Exploring Wiener Process Properties

In summary, a Wiener Process W(t) is a stochastic process with initial value of 0, almost surely continuous trajectories, independent increases, and normal centered laws of variance for (W(s) - W(t)). The process is markovian and the law of the random variable W(s) + W(s+t) is Gaussian with mean of 0 and variance of 4s+1. When calculating E[W(u)W(u+v)W(u+v+w)], the result is 0. The autocovariance function of the process exp(-t)W(exp(2t)) is exp(-|T|).
  • #1
mafra
10
0

Homework Statement


A Wiener Process W(t) is a stochastic process with:
W(0) = 0
Trajectories almost surely continuous
Independent increases, that means, for all t1 ≤ t2 ≤ t3 ≤ t4, we have (W(t2) - W(t1)) is independent of (W(t4) - W(t3))
For t ≤ s, (W(s) - W(t)) follows a normal centered law of variance (s-t).

Homework Equations


a) The process W(t) is markovian?
b) For s,t > 0, what is the law of the random variable W(s) + W(s+t)?
c) For u,v,w > 0, calculate E[W(u)W(u+v)W(u+v+w)]
d) Calculate the autocovariance function of the process exp(-t)W(exp(2t))

The Attempt at a Solution



a) The process W(t) is markovian?

A process is markovian if:
P[X(tn) ∈ Bn | X(tn−1) ∈ Bn−1, ... , X(t1) ∈ B1] = P(X(tn) ∈ Bn | X(tn−1) ∈ Bn−1)

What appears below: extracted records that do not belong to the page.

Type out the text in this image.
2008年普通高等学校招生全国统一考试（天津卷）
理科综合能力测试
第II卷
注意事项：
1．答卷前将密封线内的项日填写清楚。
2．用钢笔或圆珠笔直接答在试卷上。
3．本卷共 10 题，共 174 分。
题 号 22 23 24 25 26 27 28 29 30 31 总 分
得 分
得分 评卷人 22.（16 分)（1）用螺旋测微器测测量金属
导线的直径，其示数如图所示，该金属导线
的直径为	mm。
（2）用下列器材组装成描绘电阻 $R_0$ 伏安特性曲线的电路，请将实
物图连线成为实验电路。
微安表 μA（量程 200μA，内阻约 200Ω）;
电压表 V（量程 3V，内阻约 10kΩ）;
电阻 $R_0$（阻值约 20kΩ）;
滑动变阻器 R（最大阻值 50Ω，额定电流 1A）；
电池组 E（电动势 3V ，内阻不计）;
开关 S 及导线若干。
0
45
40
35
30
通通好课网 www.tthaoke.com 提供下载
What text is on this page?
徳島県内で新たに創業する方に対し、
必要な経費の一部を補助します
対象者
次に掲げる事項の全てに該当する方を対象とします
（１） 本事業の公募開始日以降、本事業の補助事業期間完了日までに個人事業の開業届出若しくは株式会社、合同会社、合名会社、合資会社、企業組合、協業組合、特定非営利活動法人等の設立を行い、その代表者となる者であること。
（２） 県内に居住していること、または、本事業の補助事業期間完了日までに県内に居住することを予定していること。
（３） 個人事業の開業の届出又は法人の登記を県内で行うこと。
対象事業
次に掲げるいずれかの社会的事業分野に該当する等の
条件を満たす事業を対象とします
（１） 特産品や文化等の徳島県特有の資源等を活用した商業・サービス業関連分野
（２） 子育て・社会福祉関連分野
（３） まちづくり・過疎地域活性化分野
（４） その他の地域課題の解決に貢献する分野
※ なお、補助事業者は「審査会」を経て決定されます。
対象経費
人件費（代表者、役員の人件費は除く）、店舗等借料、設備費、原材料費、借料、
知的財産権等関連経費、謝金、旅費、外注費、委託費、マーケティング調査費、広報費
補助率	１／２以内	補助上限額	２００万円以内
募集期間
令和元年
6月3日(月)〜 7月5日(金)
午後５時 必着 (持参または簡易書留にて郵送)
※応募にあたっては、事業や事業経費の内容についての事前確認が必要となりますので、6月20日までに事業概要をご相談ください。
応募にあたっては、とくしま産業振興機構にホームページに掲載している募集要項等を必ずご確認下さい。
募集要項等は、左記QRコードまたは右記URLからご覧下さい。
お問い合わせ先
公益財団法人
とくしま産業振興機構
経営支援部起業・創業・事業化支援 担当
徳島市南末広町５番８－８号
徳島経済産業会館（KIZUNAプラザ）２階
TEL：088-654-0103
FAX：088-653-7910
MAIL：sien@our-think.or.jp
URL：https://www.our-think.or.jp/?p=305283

Where Bi (I believe) is the Borel σ-algebra of the real numbers.

By the data given:
P[W(t2) - W(t1) ∈ B1 | W(t4) - W(t3) ∈ B1] = P[W(t2) - W(t1) ∈ B1
For all t1 ≤ t2 ≤ t3 ≤ t4

I don't know how to follow from now on

The answer given is yes.

b) For s,t > 0, what is the law of the random variable W(s) + W(s+t)?

W(s) is gaussian and W(s+t) is gaussian, so W(s) + W(s+t) is gaussian

Mean[W(s) + W(s + t)] = Mean[W(s)] + Mean[W(s+t)]

Mean[W(s) - W(t)] = 0
Mean[W(s)] = Mean[W(t)] which means that the mean is constant
Mean[W(0)] = 0 → Mean[W(s)] = 0 → Mean[W(s) + W(s+t)] = 0

Var[W(s) - W(t)], t ≤ s = s - t
For t = 0:
Var[W(s) - W(0)] = s - 0
Var[W(s)] = s

σ² = Var[W(s) + W(s+t)]
σ² = E{[W(s) + W(s+t)]*[W(s+T) + W(s+t+T)]}
σ² = E[W(s)W(s+T) + W(s)W(s+t+T) + W(s+t)W(s+T) + W(s+t)W(s+t+T)]
σ² = Var[W(s)] + E[W(s)W(s+t+T)] + E[W(s+t)W(s+T)] + Var[W(s+t)]
σ² = 2s + t + E[W(s)W(s+t+T)] + E[W(s+t)W(s+T)]

W(s+t+T) = [W(s+t+T) - W(s+T)] + W(s+t)
E[W(s)W(s+t+T)]
E{[W(s+t+T) - W(s+T)]*W(s)} + E[W(s+t)W(s)]
t1=0, t2=s, t3=s+T, t4=s+t+T, t1 ≤ t2 ≤ t3 ≤ t4 (Not sure of what I'm doing here, since T could be negative)
E[W(s+t+T) - W(s+T)]*E[W(s)] + s
s

σ² = 3s + t + E[W(s+t)W(s+T)]

I tried some similar substitutions but that doesn't seem to work in this last expectation

The given answer is σ² = 4s + 1

c) For u,v,w > 0, calculate E[W(u)W(u+v)W(u+v+w)]

E[W(u)W(u+v)W(u+v+w)]
W(u) = w1
W(u+v) = w2
W(u+v+w) = w3
∫ ∫ ∫ w1*w2*w3*p(w1,w2,w3) dw3 dw2 dw1

p(w1,w2,w3) = p(w3|w2,w1)*p(w2|w1)*p(w1)
Markovian process, w2 > w1 → p(w3|w2,w1) = p(w3|w2)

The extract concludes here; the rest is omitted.